Someday our world will end.
This prospect is chilling, and yet also sort of hot. Time is running out: seize the day, you foxy bitch. This may be the last time we knock boots—or anyone knocks boots—ever again. That student loan debt? That exercise regimen you’ve failed to maintain? That nagging sensation that the person you should be is not the person you’ve become, and that you’ve failed in your basic obligations as a determined, sentient, able human being? Who cares. It’s all finito. Let ‘er rip.
Nicholas Meyer, “The Day After: The Attack” (1983)
Boner-ified yet? Consider: the prophet Daniel experienced his visions of the world’s rapturous end during an extended delirium of fasting. And skinny people, as we know, are hot. The lingo of John of Patmos’s Revelation returns almost annoyingly to images of “unveiling” and “revealing.” That’s some maximum jizzage right there.
Raffaele Mertes, “The Apocalypse” (2000)
Arousing stuff. Let us all be whores of Babylon, with all the “filthiness of her fornication,” possessed with the urge to pound one another like bonobo monkeys on jello shooters. The atmosphere fills with ash and aerosol and all sorts of cosmic shit. The heart races. Genital tissue engorges. Assuming, of course, we actually know what’s impending and when. Maybe it happens in a flash, leaving us unprepared, flaccid and regretful. Timing is everything; see: “whiskey dick.”

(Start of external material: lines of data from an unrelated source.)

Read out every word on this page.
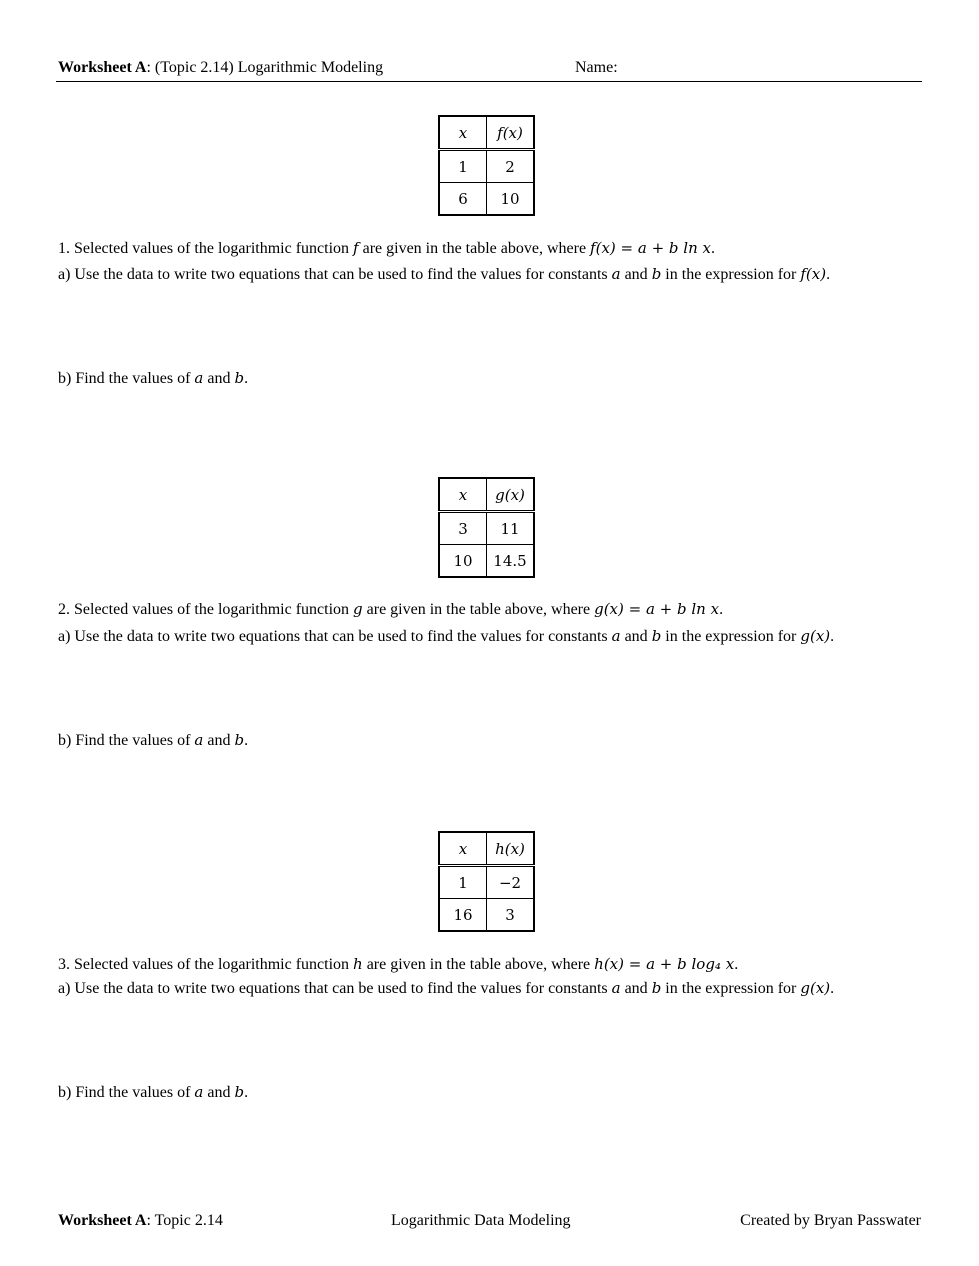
Worksheet A: (Topic 2.14) Logarithmic Modeling	Name:
x	f(x)
1	2
6	10
1. Selected values of the logarithmic function f are given in the table above, where f(x) = a + b ln x.
a) Use the data to write two equations that can be used to find the values for constants a and b in the expression for f(x).
b) Find the values of a and b.
x	g(x)
3	11
10	14.5
2. Selected values of the logarithmic function g are given in the table above, where g(x) = a + b ln x.
a) Use the data to write two equations that can be used to find the values for constants a and b in the expression for g(x).
b) Find the values of a and b.
x	h(x)
1	−2
16	3
3. Selected values of the logarithmic function h are given in the table above, where h(x) = a + b log₄ x.
a) Use the data to write two equations that can be used to find the values for constants a and b in the expression for g(x).
b) Find the values of a and b.
Worksheet A: Topic 2.14	Logarithmic Data Modeling	Created by Bryan Passwater
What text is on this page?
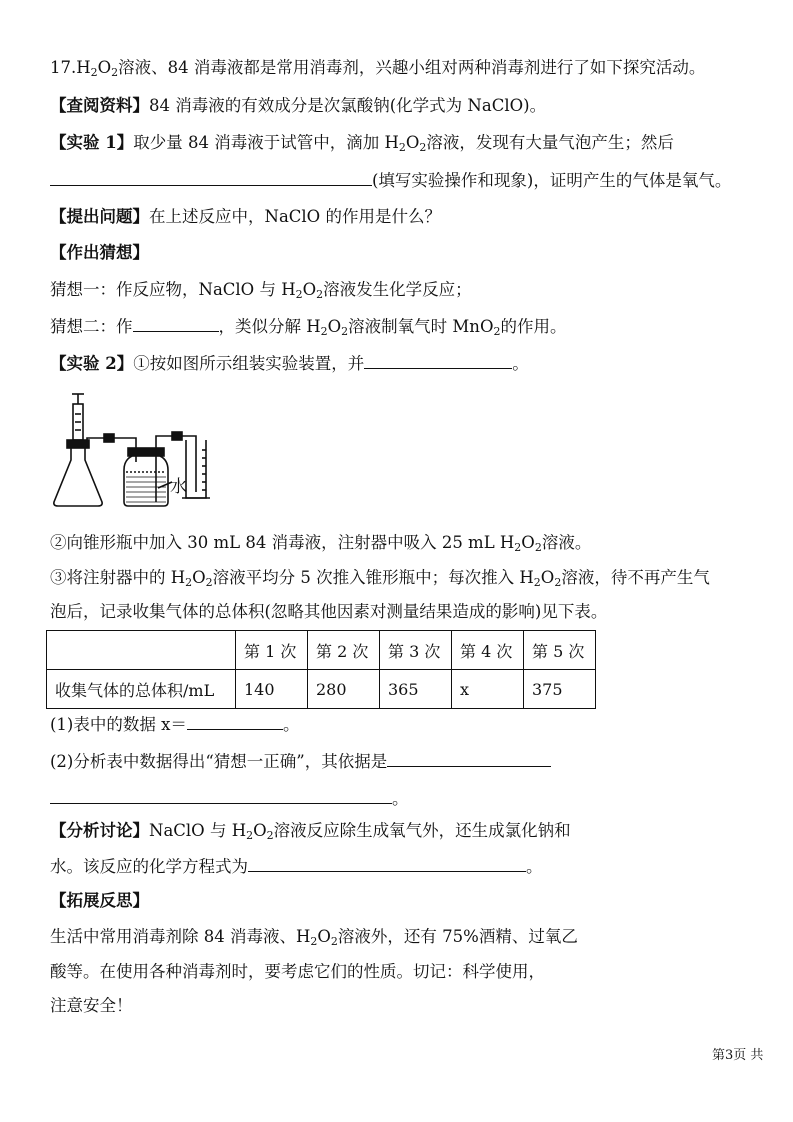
$17.H_2O_2$溶液、84 消毒液都是常用消毒剂，兴趣小组对两种消毒剂进行了如下探究活动。
【查阅资料】84 消毒液的有效成分是次氯酸钠(化学式为 NaClO)。
【实验 1】取少量 84 消毒液于试管中，滴加 $H_2O_2$溶液，发现有大量气泡产生；然后
(填写实验操作和现象)，证明产生的气体是氧气。
【提出问题】在上述反应中，NaClO 的作用是什么？
【作出猜想】
猜想一：作反应物，NaClO 与 $H_2O_2$溶液发生化学反应；
猜想二：作	，类似分解 $H_2O_2$溶液制氧气时 MnO$_2$的作用。
【实验 2】①按如图所示组装实验装置，并	。
水
②向锥形瓶中加入 30 mL 84 消毒液，注射器中吸入 25 mL $H_2O_2$溶液。
③将注射器中的 $H_2O_2$溶液平均分 5 次推入锥形瓶中；每次推入 $H_2O_2$溶液，待不再产生气
泡后，记录收集气体的总体积(忽略其他因素对测量结果造成的影响)见下表。
	第 1 次	第 2 次	第 3 次	第 4 次	第 5 次
收集气体的总体积/mL	140	280	365	x	375
(1)表中的数据 x＝	。
(2)分析表中数据得出“猜想一正确”，其依据是
。
【分析讨论】NaClO 与 $H_2O_2$溶液反应除生成氧气外，还生成氯化钠和
水。该反应的化学方程式为	。
【拓展反思】
生活中常用消毒剂除 84 消毒液、$H_2O_2$溶液外，还有 75%酒精、过氧乙
酸等。在使用各种消毒剂时，要考虑它们的性质。切记：科学使用，
注意安全！
第3页 共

When apocalypse unfolds there will be no more longing, with nothing to long for. Our fantasies will not be of lovers to come, but only to lovers to come into/upon. In the great dissolution of the world there is nothing petit about this mort. In terminus we will judged not by the robustness of our portfolios, or the bulleted entries of our CVs, but by our general vibe, our virility, our sexiness. Sweaty and clenched, the world will heave, grunt, and blow the fuck up.